Go to a language exchange: In Paris there is a group called The Polyglot Café that meets several times per week in different cafés around the city. People from a variety of nationalities, but a majority French, get together to practice dozens of languages. I chatted weekly with so many open, friendly Parisians who defied every stereotype given them. Don’t be afraid to go alone—most people do. Just walk up to a stranger and ask, “Bonjour! Vous êtes ici pour parler quelle langue?" You never know what kind of interesting conversations could be created out of the simple question, “What language are you here to speak?”
READ READ READ: Find your local library, get a library card, and go crazy! I tore through the young adult section during my commute on the subway, while relaxing in the park, and to put myself to sleep at night. My favorites were Jules Verne’s Around the World in 80 Days, the first few Harry Potter books, The Chronicles of Narnia, and several other random books I picked up. In my personal opinion, I found the fast-paced action of young adult books kept my attention longer than children’s and lengthy adult books.

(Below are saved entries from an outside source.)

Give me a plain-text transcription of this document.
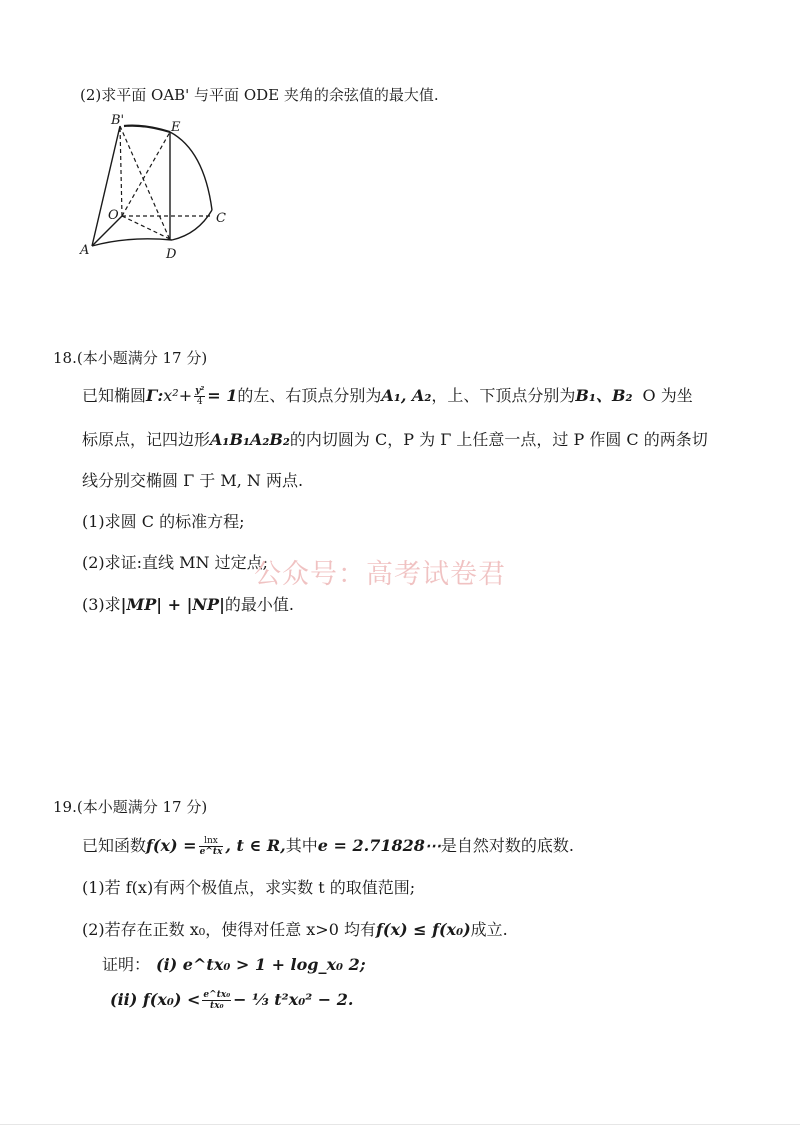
(2)求平面 OAB' 与平面 ODE 夹角的余弦值的最大值.
B'	E
O	C
A	D
18.(本小题满分 17 分)
已知椭圆Γ:x²+ $\frac{\text{y²}}{4} = 1$的左、右顶点分别为A₁, A₂，上、下顶点分别为B₁、B₂ O 为坐
标原点，记四边形A₁B₁A₂B₂的内切圆为 C，P 为 Γ 上任意一点，过 P 作圆 C 的两条切
线分别交椭圆 Γ 于 M, N 两点.
(1)求圆 C 的标准方程;
(2)求证:直线 MN 过定点;
(3)求|MP| + |NP|的最小值.
公众号：高考试卷君
19.(本小题满分 17 分)
已知函数$f(x) = \frac{\ln x}{e\^{}tx}$ , t ∈ R,其中e = 2.71828⋯是自然对数的底数.
(1)若 f(x)有两个极值点，求实数 t 的取值范围;
(2)若存在正数 x₀，使得对任意 x>0 均有f(x) ≤ f(x₀)成立.
证明： (i) e^tx₀ > 1 + log_x₀ 2;
(ii) $f(x_0) < \frac{\text{e\textasciicircum{}tx₀}}{\text{tx₀}}$ − ⅓ t²x₀² − 2.
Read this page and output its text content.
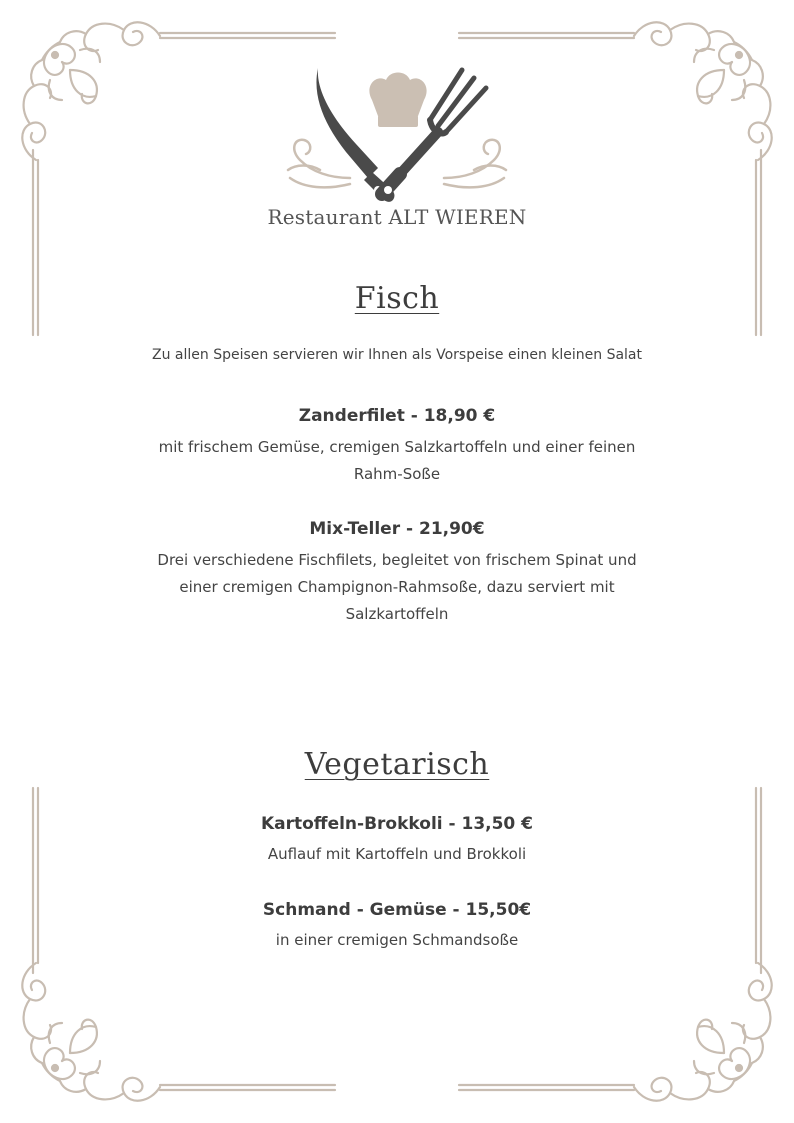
Restaurant ALT WIEREN
Fisch
Zu allen Speisen servieren wir Ihnen als Vorspeise einen kleinen Salat
Zanderfilet - 18,90 €
mit frischem Gemüse, cremigen Salzkartoffeln und einer feinen Rahm-Soße
Mix-Teller - 21,90€
Drei verschiedene Fischfilets, begleitet von frischem Spinat und einer cremigen Champignon-Rahmsoße, dazu serviert mit Salzkartoffeln
Vegetarisch
Kartoffeln-Brokkoli - 13,50 €
Auflauf mit Kartoffeln und Brokkoli
Schmand - Gemüse - 15,50€
in einer cremigen Schmandsoße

Find a local French class: Due to the previously mentioned LCD, I recommend going to class. My experience with Institut privé Campus Langues in France was absolutely incredible. My teacher focused on speaking and kept us laughing the entire two hour period. Instead of getting bogged down in verb tenses (a mega-cause of LCD), we talked about our ideal mate, our future dreams, our home countries (each student was from a different country), etc.
If you are anticipating going to France soon and would like to brush up before going, I would suggest checking out free online resources such as FrançaisAuthentique.com, IlÉtaitUneHistoire.com, and French videos on YouTube. Most of all, don’t stress. Learning a language doesn’t come overnight. Remember that you are your worst critic, so try to step back and appreciate the progress you’ve made, even if it seems small. Now go out into the big, wide world of French speakers, and I wish you bonne courage!